Binti Pawa, Senior Director, SEO at TheStreet
Search engine optimization, or SEO, is the cornerstone for successful online businesses. Smaller publications and news outlets, with up-to-date knowledge of how search engines work and a clear strategy to apply that knowledge to their content, can successfully compete with larger companies in Google’s rankings.
SEO in media is much more than just putting the right keyword into an article enough times. Most companies have full SEO teams developing intricate strategies, and the ideas they have can extend far beyond improving an article. Here are six SEO tips from the media industry that any company can use to improve its online reach.
Understanding Your Audience’s “Pain Points”
The “pain points” are the things your clients need help with that you can provide on your website. And no matter what industry you’re in, you want your website to be as informative as possible for your clients.
Talk to your customer service people, your sales staff, and your technical department to see what your customers’ pain points are. Use that to find blind spots on your website and improve your strategy.
No matter what your business is, your content needs to resonate with its audience. No matter how often other parts of the industry change, that will always stay the same
The ultimate goal of your company’s website is to entice customers into buying your product, and they can be a hard sell. You may decide to create an FAQ page or some additional pages to fill out your site with helpful information.

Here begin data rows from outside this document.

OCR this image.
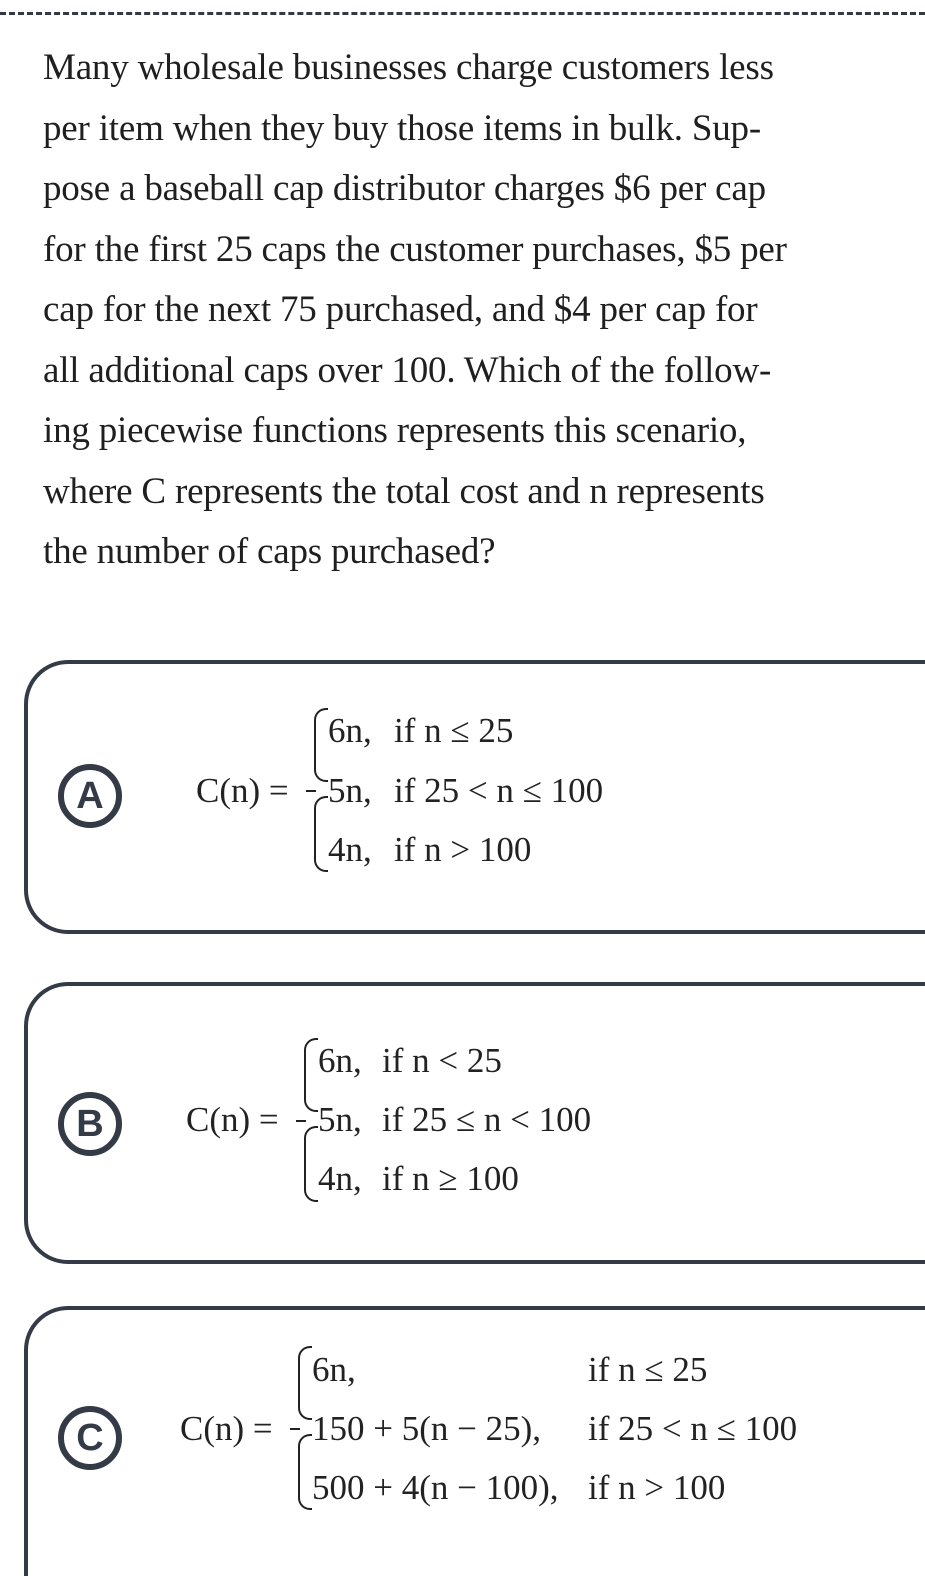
Many wholesale businesses charge customers less
per item when they buy those items in bulk. Sup-
pose a baseball cap distributor charges $6 per cap
for the first 25 caps the customer purchases, $5 per
cap for the next 75 purchased, and $4 per cap for
all additional caps over 100. Which of the follow-
ing piecewise functions represents this scenario,
where C represents the total cost and n represents
the number of caps purchased?

A	C(n) =
6n, if n ≤ 25
5n, if 25 < n ≤ 100
4n, if n > 100
B	C(n) =
6n, if n < 25
5n, if 25 ≤ n < 100
4n, if n ≥ 100
C	C(n) =
6n,	if n ≤ 25
150 + 5(n − 25), if 25 < n ≤ 100
500 + 4(n − 100), if n > 100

Another option is using the “internal site search” to see what your site visitors have been searching for, and then creating relevant content based on the data you find.
This type of “targeted content” makes you a trustworthy source for visitors and gives you a better chance of turning readers into buyers.
Stand Out From the Competition
What is the unique expertise your company offers that separates you from your competitors? That has to be the focus of your strategy.
Let’s say you run a travel site. Check your competitors’ websites to see what they’ve been doing with their content. Where many of them may be providing fairly generic travel guides, you may be able to capitalize by focusing on the unique qualities of your customers and crafting content based on that instead. If your company focuses more on family travel, capitalize on that. “Best Paris Hotels for Families” is going to stand out from “Best Paris Hotels,” while also answering a question your customers might actually have.
“In any industry, you can look at your competition and see what they’re lacking.” If you’re covering the same topic a competitor is, even something as simple as adding a chart, infographic or video can go a long way toward standing out. There are plenty of ways to make your content different from other websites that you may not have thought of before.
Consider Adding a Blog
Once you know the information you want to cover and the questions you want to answer, you need to consider how to present that information. If you’re not in an industry that can have articles, creating a blog could be useful here.
Filling your blog with informational content – along with photos, videos and infographics – can drive potential customers to your site and prove to them that you’re a reliable source of relevant information.
Consider the Right Keywords
Doing a keyword search and looking at trending topics can help give you a sense of how often certain keywords and phrases are being searched, helping you increase the odds that someone will find your material when they search it.
It’s important to categorize your keywords into “buckets” of topics, finding the relevant and trending keywords, and making them an important part of your content strategy. There are free and paid keyword tools that can lead you to the right ones, and from there, you can organize and prioritize which, are the keywords most worth targeting.
Using tools like these gives you a sense of what’s being searched for, and multiple keywords to include while creating engaging, informative content. It is also important to remember that keywords can be full phrases, like “when is the 2020 election.” Questions like this are one keyword.
Create a Production Calendar
A monthly production calendar is important not just for staying organized but maximizing search traffic to your site.
Say you’re planning content around Super Bowl Sunday, connecting the event to your business or product. Instead of rushing out content last-minute, consider using a calendar to prepare its creation months in advance.
Being prepared means, you can get your content out earlier, giving it a better opportunity to get shared via social media, newsletters, and links. This increased engagement over time may help it perform better in search leading up to the event.
Creating a content-production plan for each month that accounts for upcoming holidays, trade shows, and events relevant to your industry gives you enough lead time to generate content for them.
Don’t Feel Obligated to Repost Material
You may have heard that Google gives new content more prominence than old content when someone searches something, but that’s only part of the story.
If you created a piece four days ago, you shouldn’t constantly refresh or repost it just to make it seem new. Only refresh content when you need to make a change, like revising the business hours when they change, adding an important question to your FAQ page or adding new information to an older article.
Use your best judgment to determine whether refreshing an article is necessary. Otherwise, don’t feel pressure to make it look like your content was just posted today.
“Using some or all of these strategies can seem like a daunting task, as SEO is constantly evolving, but the reason your business needs it hasn’t changed.” No matter what your business is, your content needs to resonate with its audience. No matter how often other parts of the industry change, that will always stay the same.